Libbie came over, and patted Paul’s arm. She was a warm looking slightly plump girl, with her brown hair tied up in a bun. She continued, in a matronly tone, “Fee…Fiona, the dear child, had barely recovered from her injuries when Alex was given three months tops to live due to lung cancer. She had just begun to see new hope after years of abuse by her father, and now…” She looked at Fiona, now lying calmly on Ben’s lap, too weak to hold her own cigarette. “She somehow inherited her stubbornness from her few months with Alex. She knows she has weak lungs. We all tried to talk her out of it, but she insisted that she would go on as long as she was alive or they shut the factory. Earlier today, she passed out, and when she woke up she went berserk that the others hadn’t forced her awake to take her turn. Poor Ben. He loves her so much. I almost think he is here more because he can’t talk her out of it, but he can’t bear to live without her either.”

A man from the back of the crowd yelled, “What about the other boy, the He-Man…Jake is it? Why is he involved?”

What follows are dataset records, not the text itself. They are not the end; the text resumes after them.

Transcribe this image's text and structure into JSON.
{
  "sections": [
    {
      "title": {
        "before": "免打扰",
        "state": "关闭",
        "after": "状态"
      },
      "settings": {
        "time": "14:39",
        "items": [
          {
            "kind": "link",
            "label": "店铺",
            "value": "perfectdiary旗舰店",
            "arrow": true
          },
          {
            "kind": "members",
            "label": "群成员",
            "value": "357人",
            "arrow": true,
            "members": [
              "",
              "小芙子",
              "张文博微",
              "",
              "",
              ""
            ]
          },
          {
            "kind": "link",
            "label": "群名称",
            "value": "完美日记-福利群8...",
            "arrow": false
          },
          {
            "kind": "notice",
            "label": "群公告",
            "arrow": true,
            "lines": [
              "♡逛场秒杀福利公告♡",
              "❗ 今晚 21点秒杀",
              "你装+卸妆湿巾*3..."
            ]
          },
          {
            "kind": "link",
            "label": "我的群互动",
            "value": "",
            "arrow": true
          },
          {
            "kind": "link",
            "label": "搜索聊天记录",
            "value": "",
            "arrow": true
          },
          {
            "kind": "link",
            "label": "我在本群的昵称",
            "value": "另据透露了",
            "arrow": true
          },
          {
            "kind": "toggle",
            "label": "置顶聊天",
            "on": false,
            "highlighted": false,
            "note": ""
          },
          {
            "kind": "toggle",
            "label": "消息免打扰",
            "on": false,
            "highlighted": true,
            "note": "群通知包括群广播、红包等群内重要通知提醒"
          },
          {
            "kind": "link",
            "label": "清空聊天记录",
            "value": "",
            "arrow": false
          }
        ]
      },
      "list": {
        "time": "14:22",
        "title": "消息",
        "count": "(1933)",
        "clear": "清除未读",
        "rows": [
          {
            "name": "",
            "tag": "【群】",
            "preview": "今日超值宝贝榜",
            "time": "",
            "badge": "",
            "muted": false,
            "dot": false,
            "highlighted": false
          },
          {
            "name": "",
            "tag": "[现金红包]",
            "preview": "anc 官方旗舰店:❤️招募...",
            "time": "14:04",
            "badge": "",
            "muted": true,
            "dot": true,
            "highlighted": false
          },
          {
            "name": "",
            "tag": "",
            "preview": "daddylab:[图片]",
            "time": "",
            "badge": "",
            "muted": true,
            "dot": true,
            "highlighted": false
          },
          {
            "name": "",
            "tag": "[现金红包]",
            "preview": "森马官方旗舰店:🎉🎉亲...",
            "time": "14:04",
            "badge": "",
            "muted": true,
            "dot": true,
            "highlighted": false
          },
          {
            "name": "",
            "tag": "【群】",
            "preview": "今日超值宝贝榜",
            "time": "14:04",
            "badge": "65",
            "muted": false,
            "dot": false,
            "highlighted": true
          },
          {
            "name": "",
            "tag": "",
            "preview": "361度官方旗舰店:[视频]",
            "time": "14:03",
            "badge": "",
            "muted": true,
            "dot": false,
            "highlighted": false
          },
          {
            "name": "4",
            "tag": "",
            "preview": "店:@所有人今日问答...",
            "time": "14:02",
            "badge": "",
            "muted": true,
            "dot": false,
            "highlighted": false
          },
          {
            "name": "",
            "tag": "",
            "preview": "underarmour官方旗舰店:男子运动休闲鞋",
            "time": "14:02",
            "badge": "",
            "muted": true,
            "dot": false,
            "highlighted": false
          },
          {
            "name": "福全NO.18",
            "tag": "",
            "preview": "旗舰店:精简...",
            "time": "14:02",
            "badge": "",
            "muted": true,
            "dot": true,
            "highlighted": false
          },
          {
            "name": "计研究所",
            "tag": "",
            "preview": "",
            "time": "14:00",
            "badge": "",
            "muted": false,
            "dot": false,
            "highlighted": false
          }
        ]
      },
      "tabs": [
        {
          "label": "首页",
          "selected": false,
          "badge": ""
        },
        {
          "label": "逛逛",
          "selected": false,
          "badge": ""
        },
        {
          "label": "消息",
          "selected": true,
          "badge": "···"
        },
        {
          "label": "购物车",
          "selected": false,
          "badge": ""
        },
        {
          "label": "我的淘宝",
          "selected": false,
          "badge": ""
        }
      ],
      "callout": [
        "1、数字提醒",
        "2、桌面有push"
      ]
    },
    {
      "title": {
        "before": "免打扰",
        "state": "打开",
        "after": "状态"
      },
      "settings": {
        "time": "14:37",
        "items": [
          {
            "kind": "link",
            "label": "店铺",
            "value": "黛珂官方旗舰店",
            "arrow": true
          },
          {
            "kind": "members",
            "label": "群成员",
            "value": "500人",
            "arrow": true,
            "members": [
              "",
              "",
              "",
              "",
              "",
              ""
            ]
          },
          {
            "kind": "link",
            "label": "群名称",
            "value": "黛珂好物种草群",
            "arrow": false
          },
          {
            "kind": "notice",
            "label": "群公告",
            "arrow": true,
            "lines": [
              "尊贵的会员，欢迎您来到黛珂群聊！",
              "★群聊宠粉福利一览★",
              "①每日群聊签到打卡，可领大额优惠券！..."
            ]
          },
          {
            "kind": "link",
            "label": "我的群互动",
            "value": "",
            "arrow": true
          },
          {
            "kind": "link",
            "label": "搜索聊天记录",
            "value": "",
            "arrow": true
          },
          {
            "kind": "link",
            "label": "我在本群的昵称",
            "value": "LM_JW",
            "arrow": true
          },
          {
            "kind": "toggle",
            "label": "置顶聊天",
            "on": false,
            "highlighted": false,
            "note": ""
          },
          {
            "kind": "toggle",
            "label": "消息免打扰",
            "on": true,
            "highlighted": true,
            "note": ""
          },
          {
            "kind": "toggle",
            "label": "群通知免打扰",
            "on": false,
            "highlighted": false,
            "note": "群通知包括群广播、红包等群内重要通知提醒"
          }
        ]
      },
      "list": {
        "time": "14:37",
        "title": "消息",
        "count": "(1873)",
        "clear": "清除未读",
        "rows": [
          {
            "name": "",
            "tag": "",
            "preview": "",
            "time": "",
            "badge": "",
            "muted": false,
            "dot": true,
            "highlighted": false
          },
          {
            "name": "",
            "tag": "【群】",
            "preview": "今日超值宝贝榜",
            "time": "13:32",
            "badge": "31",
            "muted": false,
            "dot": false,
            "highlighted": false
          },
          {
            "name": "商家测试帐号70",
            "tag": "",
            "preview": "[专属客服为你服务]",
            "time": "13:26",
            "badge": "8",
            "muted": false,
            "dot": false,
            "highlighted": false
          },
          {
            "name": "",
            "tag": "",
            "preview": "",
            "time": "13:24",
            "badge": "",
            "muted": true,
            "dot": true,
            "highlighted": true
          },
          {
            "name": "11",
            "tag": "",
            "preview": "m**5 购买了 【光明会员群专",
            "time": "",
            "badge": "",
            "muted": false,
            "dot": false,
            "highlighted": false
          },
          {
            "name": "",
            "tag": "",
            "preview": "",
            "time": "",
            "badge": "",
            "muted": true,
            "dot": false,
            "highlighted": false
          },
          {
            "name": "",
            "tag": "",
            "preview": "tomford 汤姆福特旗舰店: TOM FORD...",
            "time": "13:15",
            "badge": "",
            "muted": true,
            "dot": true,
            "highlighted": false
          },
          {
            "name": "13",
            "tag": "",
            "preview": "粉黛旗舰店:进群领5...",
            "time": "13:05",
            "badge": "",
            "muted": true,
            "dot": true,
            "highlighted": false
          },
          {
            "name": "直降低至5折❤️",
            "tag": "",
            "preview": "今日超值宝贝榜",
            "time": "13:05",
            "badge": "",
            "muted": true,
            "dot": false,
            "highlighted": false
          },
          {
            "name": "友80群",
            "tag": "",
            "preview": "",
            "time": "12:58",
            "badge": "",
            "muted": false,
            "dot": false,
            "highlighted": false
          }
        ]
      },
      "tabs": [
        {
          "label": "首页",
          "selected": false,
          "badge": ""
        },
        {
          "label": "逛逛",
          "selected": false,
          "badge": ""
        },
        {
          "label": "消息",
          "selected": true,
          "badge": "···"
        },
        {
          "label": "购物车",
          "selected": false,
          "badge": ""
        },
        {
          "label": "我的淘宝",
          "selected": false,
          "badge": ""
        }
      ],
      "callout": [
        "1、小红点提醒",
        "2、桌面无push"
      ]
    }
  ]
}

That was just a draw of lots. We decided there had to be three going at a time. If anyone is taken ill or, you know,… then the next in line would replace that person. We have eleven people signed up so far.” He paused.

We expected this response from Jim, probably thought it would be worse. It will get better. It can’t get worse, can it?” He paused, as if expecting someone to answer the question. “We are all ready to die, if needed. At the end, you will either have eleven dead students or a closed factory.” He smiled weakly, “Consider it a form of live installation art, if you will.”

And then, a scream from the bench. Diana held a spoon in one hand, a bowl of instant noodle soup slipping carelessly from the other hand to the floor below. Fiona lay on Ben’s lap. Her feet were braced on Jake’s legs, giving her body a ballet-like grace, even lying down. A thin stream of dark brown soup flowed down her pink chin onto her neck. Her lips were parted slightly, to take in the warm soup. Her lips were held in the beginnings of a smile, as if amused by a mischievous thought. She was beautiful.